The French presidential system of the Fifth Republic was set up precisely to maximize presidential power, under the assumption, since proven mistaken, that the party controlling the Elysee Palace would also have a parliamentary majority. De Gaulle, who expressed the same animus toward the parties as Lapid and Dagan, castrated the National Assembly and created an imperial presidency - an instance of overkill, since corrected. However, even in cases where the French president commanded a compliant majority in the National Assembly, things did not always go his way. Nicolas Sarkozy is currently campaigning by promising reforms that he also promised to institute in his 2007 campaign. He, like his predecessor Jacques Chirac, occupied a powerful presidency, and commanded a solid parliamentary majority. Why then isn't France in better shape than it was in 2002?

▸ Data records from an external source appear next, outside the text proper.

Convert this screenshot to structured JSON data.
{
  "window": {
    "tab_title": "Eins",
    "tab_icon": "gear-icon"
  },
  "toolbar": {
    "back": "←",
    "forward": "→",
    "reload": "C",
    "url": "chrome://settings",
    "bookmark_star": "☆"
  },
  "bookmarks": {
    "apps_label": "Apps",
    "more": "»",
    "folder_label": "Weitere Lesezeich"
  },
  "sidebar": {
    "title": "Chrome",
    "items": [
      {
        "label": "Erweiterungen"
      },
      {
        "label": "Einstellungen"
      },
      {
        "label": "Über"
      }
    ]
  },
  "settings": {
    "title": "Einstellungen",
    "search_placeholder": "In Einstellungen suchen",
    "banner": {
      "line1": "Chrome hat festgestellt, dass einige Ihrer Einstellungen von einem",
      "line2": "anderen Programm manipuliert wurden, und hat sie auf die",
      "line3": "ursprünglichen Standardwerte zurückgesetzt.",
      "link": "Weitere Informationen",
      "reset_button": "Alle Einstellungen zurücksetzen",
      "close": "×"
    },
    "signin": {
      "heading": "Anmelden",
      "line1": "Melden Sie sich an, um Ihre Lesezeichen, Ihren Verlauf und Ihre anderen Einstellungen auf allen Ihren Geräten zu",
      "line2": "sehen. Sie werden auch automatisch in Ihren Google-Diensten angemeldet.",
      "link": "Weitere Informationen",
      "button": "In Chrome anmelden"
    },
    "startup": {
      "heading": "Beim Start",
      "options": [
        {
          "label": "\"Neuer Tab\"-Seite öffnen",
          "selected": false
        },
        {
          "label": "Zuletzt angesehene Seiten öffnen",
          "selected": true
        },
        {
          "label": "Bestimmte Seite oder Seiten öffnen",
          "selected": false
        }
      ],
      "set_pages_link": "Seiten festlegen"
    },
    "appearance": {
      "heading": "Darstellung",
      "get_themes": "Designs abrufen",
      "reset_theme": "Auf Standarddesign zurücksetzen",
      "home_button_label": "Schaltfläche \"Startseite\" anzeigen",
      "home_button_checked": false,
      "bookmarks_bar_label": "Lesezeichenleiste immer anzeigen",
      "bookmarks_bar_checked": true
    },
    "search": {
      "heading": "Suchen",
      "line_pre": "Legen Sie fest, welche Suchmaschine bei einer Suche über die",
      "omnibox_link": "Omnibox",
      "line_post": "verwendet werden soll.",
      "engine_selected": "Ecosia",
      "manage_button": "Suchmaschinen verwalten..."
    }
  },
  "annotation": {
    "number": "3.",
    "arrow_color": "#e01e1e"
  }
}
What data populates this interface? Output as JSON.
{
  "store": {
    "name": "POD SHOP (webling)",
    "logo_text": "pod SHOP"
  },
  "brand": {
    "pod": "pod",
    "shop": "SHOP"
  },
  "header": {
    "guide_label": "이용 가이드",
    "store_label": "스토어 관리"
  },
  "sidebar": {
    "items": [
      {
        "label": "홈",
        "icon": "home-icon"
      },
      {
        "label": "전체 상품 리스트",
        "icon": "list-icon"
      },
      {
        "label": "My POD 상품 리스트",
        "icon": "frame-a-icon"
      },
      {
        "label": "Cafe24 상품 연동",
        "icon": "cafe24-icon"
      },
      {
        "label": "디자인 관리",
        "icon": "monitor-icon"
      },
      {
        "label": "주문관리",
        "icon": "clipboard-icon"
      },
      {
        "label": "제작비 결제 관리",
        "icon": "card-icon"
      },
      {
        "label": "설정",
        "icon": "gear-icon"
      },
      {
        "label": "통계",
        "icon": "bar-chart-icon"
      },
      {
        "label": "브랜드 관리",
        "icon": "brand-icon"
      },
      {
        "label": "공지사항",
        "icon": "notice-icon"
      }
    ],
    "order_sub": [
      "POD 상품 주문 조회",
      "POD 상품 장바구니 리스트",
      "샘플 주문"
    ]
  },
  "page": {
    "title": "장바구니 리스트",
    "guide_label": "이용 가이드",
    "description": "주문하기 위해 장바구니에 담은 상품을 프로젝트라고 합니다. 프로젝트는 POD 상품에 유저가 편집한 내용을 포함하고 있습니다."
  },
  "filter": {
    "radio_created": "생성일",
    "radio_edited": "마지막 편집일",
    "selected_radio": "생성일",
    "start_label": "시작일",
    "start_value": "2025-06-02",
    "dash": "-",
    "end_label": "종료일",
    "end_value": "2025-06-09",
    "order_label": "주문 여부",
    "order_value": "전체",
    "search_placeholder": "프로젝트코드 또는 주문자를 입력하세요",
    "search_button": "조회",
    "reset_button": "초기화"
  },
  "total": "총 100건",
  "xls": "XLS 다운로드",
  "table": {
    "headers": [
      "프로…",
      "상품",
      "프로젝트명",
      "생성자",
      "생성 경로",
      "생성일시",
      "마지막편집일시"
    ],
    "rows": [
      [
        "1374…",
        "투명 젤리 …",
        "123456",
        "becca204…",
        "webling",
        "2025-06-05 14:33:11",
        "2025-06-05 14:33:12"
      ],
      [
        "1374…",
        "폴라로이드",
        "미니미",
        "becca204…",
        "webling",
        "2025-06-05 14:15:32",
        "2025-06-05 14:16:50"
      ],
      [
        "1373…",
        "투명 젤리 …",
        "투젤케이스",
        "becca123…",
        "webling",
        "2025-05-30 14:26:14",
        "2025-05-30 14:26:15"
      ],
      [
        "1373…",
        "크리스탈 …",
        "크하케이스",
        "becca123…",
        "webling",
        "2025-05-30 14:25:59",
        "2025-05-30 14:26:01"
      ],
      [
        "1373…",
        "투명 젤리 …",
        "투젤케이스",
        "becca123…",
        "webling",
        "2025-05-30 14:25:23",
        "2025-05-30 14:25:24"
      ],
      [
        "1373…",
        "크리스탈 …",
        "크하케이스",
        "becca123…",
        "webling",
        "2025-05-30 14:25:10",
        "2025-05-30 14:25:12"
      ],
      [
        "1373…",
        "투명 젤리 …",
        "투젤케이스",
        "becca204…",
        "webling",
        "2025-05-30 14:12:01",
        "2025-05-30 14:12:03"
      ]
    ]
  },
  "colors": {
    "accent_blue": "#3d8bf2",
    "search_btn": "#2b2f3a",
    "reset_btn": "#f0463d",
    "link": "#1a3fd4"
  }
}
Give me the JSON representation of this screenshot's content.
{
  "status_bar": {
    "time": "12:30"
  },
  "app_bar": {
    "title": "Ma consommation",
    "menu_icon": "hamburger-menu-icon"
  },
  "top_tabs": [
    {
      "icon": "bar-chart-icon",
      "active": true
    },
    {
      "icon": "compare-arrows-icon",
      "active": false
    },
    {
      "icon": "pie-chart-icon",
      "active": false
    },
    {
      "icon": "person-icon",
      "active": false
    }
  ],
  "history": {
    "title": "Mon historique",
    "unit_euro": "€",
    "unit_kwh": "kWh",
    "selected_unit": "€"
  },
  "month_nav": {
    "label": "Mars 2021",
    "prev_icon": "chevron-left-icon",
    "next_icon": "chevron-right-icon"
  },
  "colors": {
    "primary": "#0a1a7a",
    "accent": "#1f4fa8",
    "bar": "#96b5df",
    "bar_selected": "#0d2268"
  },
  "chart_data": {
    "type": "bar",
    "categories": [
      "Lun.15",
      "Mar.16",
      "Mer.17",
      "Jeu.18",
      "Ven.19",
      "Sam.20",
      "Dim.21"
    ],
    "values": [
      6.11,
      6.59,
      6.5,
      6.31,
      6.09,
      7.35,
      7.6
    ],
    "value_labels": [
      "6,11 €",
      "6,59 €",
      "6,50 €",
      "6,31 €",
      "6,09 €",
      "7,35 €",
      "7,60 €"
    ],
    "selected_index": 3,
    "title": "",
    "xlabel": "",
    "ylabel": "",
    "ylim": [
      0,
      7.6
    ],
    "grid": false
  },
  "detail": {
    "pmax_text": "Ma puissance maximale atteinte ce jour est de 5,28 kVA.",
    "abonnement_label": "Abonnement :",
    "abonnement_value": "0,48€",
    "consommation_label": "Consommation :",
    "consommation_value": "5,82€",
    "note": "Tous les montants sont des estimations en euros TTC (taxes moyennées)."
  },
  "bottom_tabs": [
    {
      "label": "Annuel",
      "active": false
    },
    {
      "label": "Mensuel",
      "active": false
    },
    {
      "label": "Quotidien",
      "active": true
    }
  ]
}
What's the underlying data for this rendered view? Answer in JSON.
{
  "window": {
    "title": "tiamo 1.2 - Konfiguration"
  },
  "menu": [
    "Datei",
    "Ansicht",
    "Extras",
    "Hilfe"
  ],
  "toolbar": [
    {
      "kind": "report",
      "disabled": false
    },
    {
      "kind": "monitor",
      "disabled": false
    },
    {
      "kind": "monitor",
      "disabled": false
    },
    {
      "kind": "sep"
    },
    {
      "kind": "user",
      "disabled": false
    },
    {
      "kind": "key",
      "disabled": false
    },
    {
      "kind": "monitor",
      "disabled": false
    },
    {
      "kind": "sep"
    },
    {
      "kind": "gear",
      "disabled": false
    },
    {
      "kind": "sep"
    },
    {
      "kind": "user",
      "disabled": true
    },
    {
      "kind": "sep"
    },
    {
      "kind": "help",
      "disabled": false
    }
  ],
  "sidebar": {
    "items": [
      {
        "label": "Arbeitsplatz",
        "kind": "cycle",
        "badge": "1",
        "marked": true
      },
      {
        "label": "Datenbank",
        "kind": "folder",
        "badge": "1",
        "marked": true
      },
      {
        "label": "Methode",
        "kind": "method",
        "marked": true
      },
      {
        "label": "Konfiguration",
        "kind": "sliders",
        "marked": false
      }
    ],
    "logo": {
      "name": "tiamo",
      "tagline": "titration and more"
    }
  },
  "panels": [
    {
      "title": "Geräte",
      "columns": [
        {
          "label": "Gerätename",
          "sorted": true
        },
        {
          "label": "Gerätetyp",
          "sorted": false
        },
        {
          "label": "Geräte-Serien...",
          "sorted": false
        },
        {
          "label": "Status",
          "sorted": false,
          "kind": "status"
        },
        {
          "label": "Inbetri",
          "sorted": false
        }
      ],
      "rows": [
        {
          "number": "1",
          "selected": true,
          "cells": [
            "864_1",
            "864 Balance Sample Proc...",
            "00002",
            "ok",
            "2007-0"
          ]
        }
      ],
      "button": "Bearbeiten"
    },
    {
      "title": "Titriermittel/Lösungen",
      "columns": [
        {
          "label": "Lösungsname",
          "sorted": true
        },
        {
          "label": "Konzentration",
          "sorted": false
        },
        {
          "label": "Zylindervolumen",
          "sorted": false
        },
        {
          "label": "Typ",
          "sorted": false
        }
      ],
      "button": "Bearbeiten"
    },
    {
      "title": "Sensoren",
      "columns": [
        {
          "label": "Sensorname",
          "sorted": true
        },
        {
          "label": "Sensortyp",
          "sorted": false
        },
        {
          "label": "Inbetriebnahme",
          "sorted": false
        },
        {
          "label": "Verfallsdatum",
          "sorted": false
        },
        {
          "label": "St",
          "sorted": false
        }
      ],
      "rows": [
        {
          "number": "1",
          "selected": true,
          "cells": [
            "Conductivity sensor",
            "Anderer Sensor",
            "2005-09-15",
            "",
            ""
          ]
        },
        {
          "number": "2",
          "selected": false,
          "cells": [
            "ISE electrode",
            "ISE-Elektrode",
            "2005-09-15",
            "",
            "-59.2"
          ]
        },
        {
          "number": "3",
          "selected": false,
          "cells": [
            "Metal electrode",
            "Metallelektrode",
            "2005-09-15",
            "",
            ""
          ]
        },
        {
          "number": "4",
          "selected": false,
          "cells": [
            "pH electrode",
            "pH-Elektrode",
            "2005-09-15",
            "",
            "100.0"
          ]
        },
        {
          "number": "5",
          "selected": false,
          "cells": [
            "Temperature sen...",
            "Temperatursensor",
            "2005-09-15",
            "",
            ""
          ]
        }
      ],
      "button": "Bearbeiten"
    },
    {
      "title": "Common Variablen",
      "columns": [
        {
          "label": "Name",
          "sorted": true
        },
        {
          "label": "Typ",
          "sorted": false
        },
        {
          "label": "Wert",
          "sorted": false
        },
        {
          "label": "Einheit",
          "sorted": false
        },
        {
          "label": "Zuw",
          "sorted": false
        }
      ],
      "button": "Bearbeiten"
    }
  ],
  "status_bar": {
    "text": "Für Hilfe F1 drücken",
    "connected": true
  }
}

We have already embraced Germany's "constructive" no-confidence vote, requiring a viable alternative in the wings before a government can be toppled (all but removing the threat of a no-confidence motion), but we don't yet have the Federal Republic's high 5 percent electoral threshold. And even that (and Dagan would settle for 3 percent) has not prevented the German party system evolution from a two-and-a-half-party system into one with five parties, with its coalition formation complications. Members of Chancellor Merkel's CDU accused their junior coalition partner the FDP of "extortion" this week. So what have we gained, if the touted German model is also subject to the demands of minor coalition parties?
Any system, including ours, needs occasional reform, but we should avoid the oversell and the irresponsible campaigns that promise a quick and total fix via an extreme makeover. The time and effort would be better invested in holding our elected officials and ourselves to higher standards.
Dr. Amiel Ungar writes a monthly column in Haaretz English Edition.